How to mail the name of the user that logged off?

Tony Nelson tonynelson at georgeanelson.com
Wed Sep 26 00:41:24 UTC 2007


At 1:29 PM -0500 9/25/07, Mikkel L. Ellertson wrote:

>Tony Nelson wrote:
>> At 2:25 AM -0600 9/25/07, Frank Cox wrote:
>>> On Tue, 25 Sep 2007 01:19:51 -0700
>>> Brian Mury <brianmury at alumni.uvic.ca> wrote:
>>>
>>>> That would work, so long as the user doesn't modify ~/.bash_logout.
>>> chown root.root .bash_logout
>>> chmod 444 .bash_logout
>>> cp .bash_logout /etc/skel
>>>
>>> You're off to the races.
>>
>> The user can just rm .bash_logout and make a new one.  Try it.
>>
>> I suspect a working answer might involve PAM, session, and pam_exec.
>
>Dumb question - can you set PAM to run something when the user logs
>out? Everything I have seen using PAM is when you try to to do
>something, and PAM uses rules to see if you can do it. But the
>application has to ask for authentication. I do not see what would
>be calling PAM. logout is a Bash built-in command - I believe it is
>the same for other shells. The same thing for exit.

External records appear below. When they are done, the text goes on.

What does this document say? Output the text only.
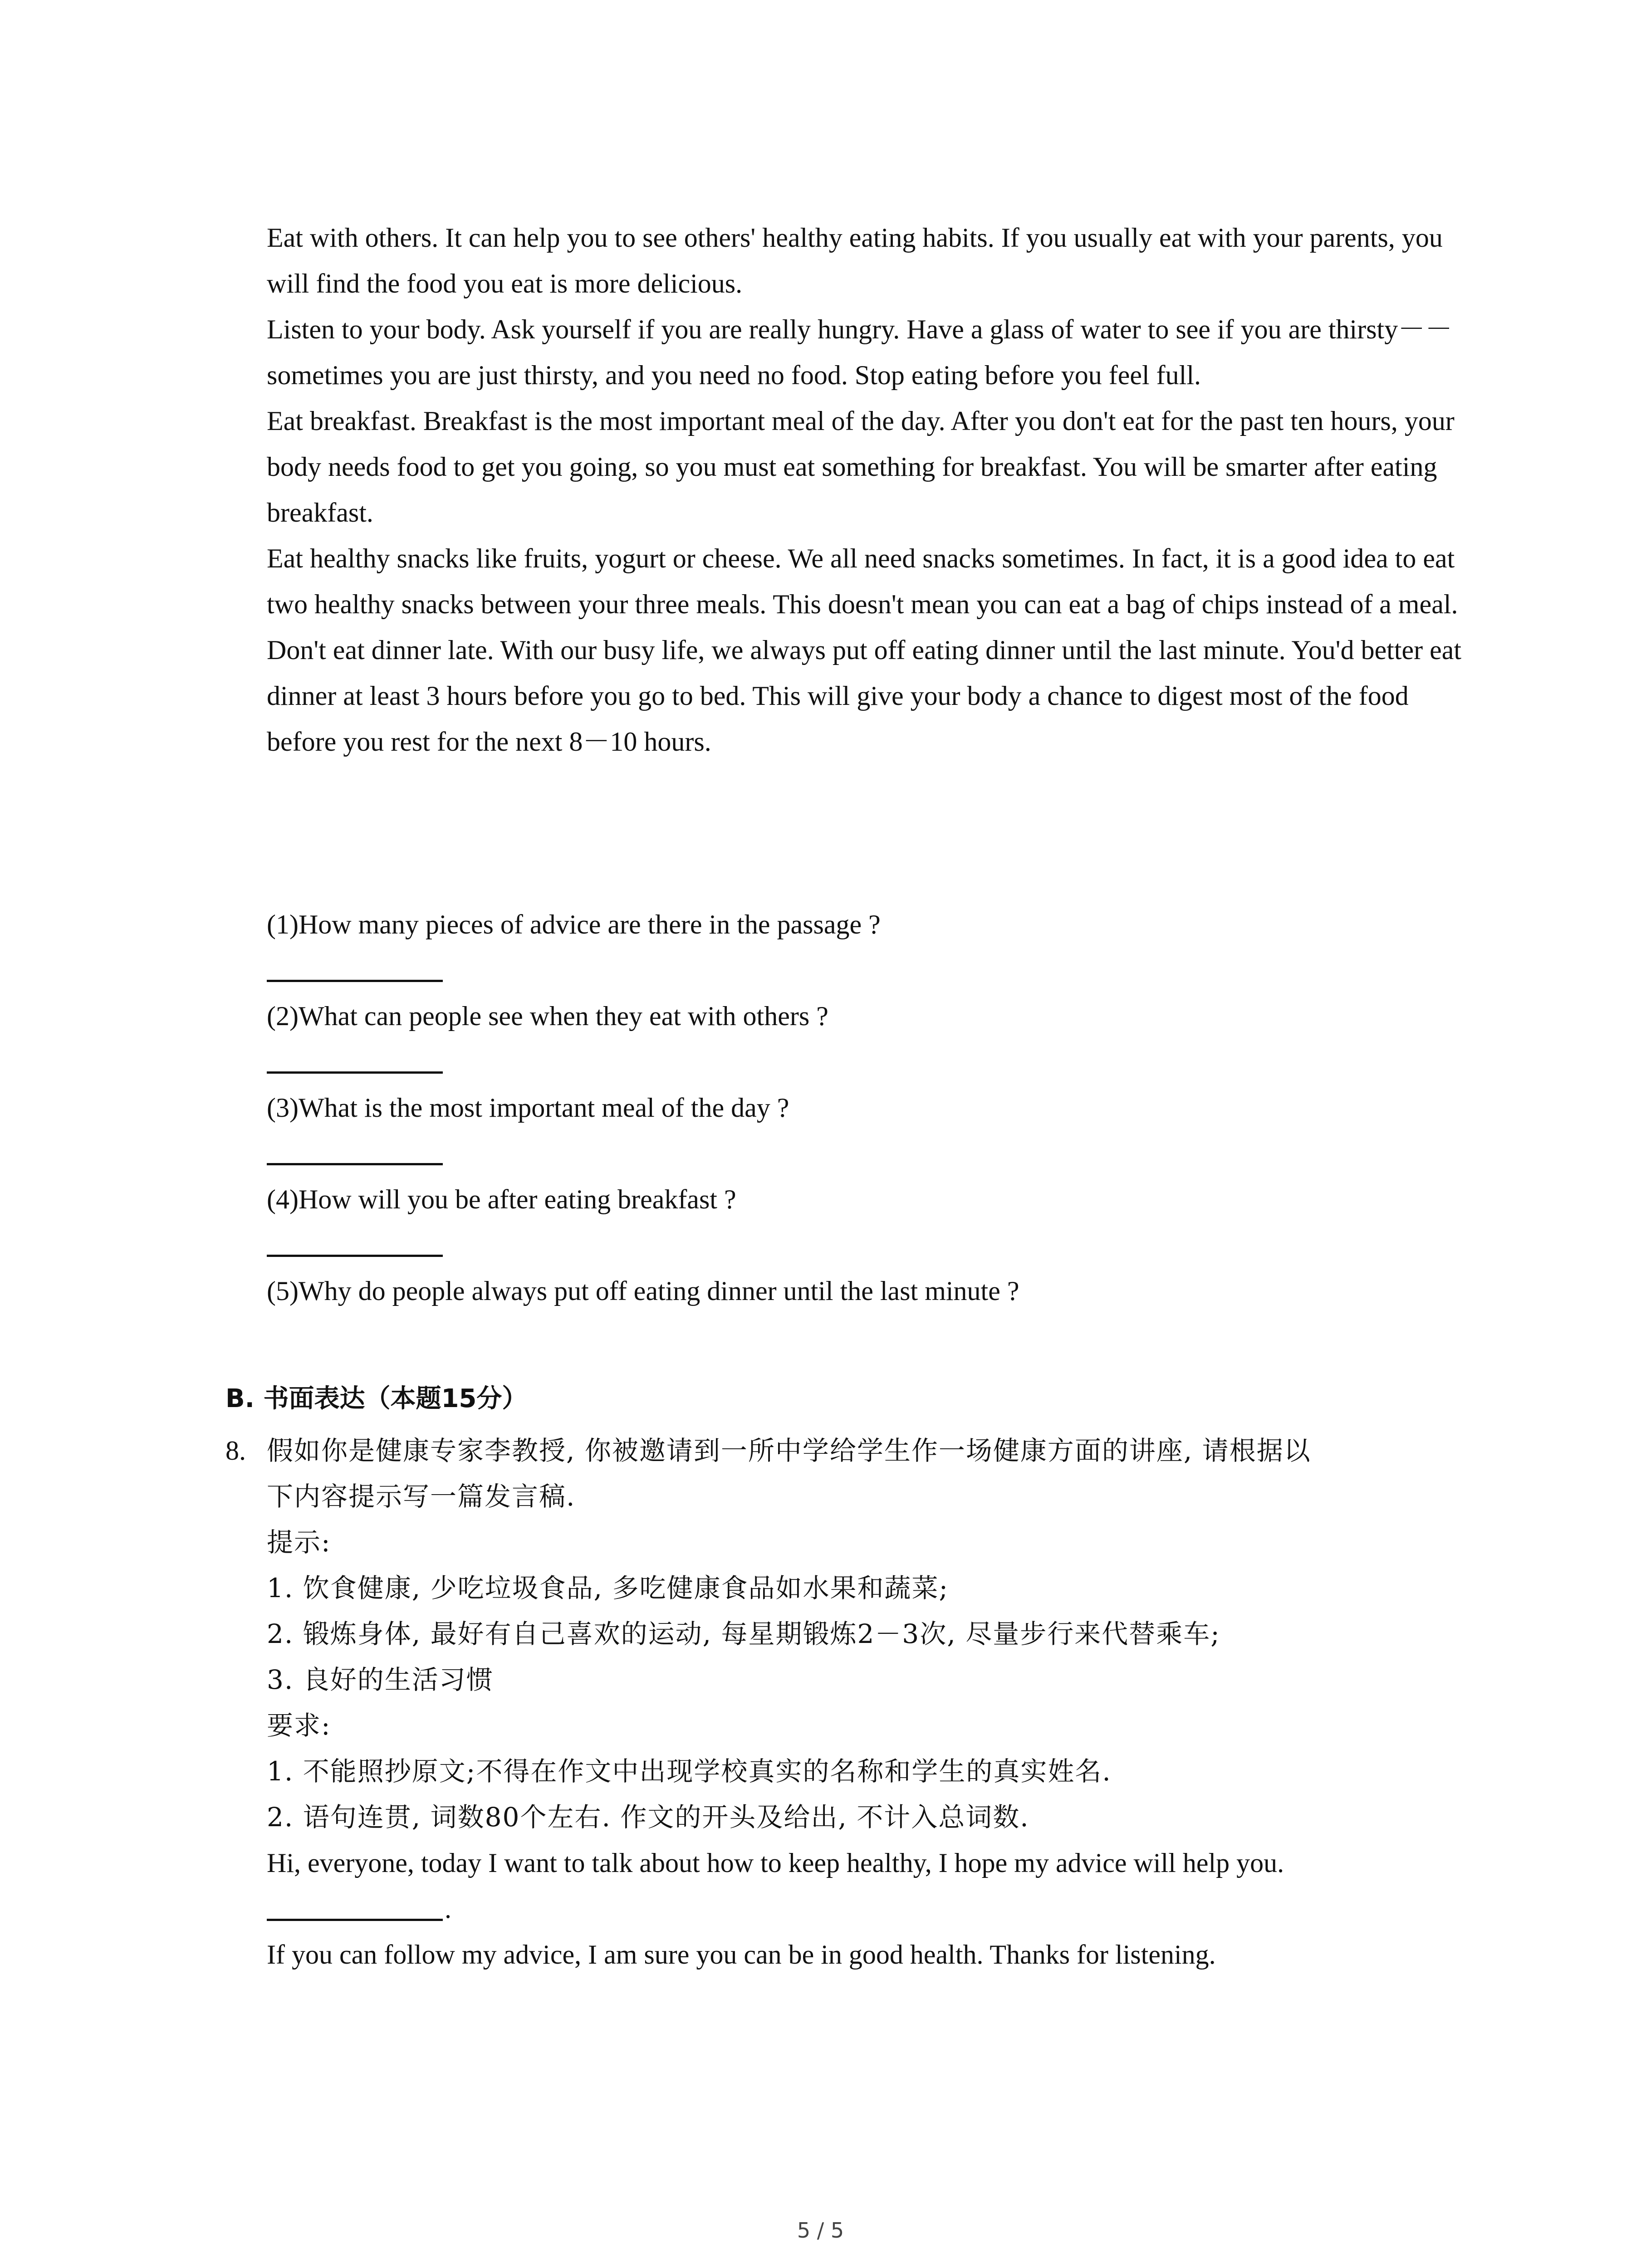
Eat with others. It can help you to see others' healthy eating habits. If you usually eat with your parents, you will find the food you eat is more delicious.

Listen to your body. Ask yourself if you are really hungry. Have a glass of water to see if you are thirsty－－sometimes you are just thirsty, and you need no food. Stop eating before you feel full.

Eat breakfast. Breakfast is the most important meal of the day. After you don't eat for the past ten hours, your body needs food to get you going, so you must eat something for breakfast. You will be smarter after eating breakfast.

Eat healthy snacks like fruits, yogurt or cheese. We all need snacks sometimes. In fact, it is a good idea to eat two healthy snacks between your three meals. This doesn't mean you can eat a bag of chips instead of a meal.

Don't eat dinner late. With our busy life, we always put off eating dinner until the last minute. You'd better eat dinner at least 3 hours before you go to bed. This will give your body a chance to digest most of the food before you rest for the next 8－10 hours.

(1)How many pieces of advice are there in the passage ?
(2)What can people see when they eat with others ?
(3)What is the most important meal of the day ?
(4)How will you be after eating breakfast ?
(5)Why do people always put off eating dinner until the last minute ?
B. 书面表达（本题15分）
8. 假如你是健康专家李教授, 你被邀请到一所中学给学生作一场健康方面的讲座, 请根据以

下内容提示写一篇发言稿.

提示:

1. 饮食健康, 少吃垃圾食品, 多吃健康食品如水果和蔬菜;

2. 锻炼身体, 最好有自己喜欢的运动, 每星期锻炼2－3次, 尽量步行来代替乘车;

3. 良好的生活习惯

要求:

1. 不能照抄原文;不得在作文中出现学校真实的名称和学生的真实姓名.

2. 语句连贯, 词数80个左右. 作文的开头及给出, 不计入总词数.

Hi, everyone, today I want to talk about how to keep healthy, I hope my advice will help you.

.

If you can follow my advice, I am sure you can be in good health. Thanks for listening.

5 / 5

I think so.  From the source, pam_exec runs the command on both open
session and close session.  I don't see how to distinguish between the two,
or know for sure that it is called on close session.  The SAG says that
"session ...things that need to be done for the user before/after they can
be given service.  ...opening/closing...".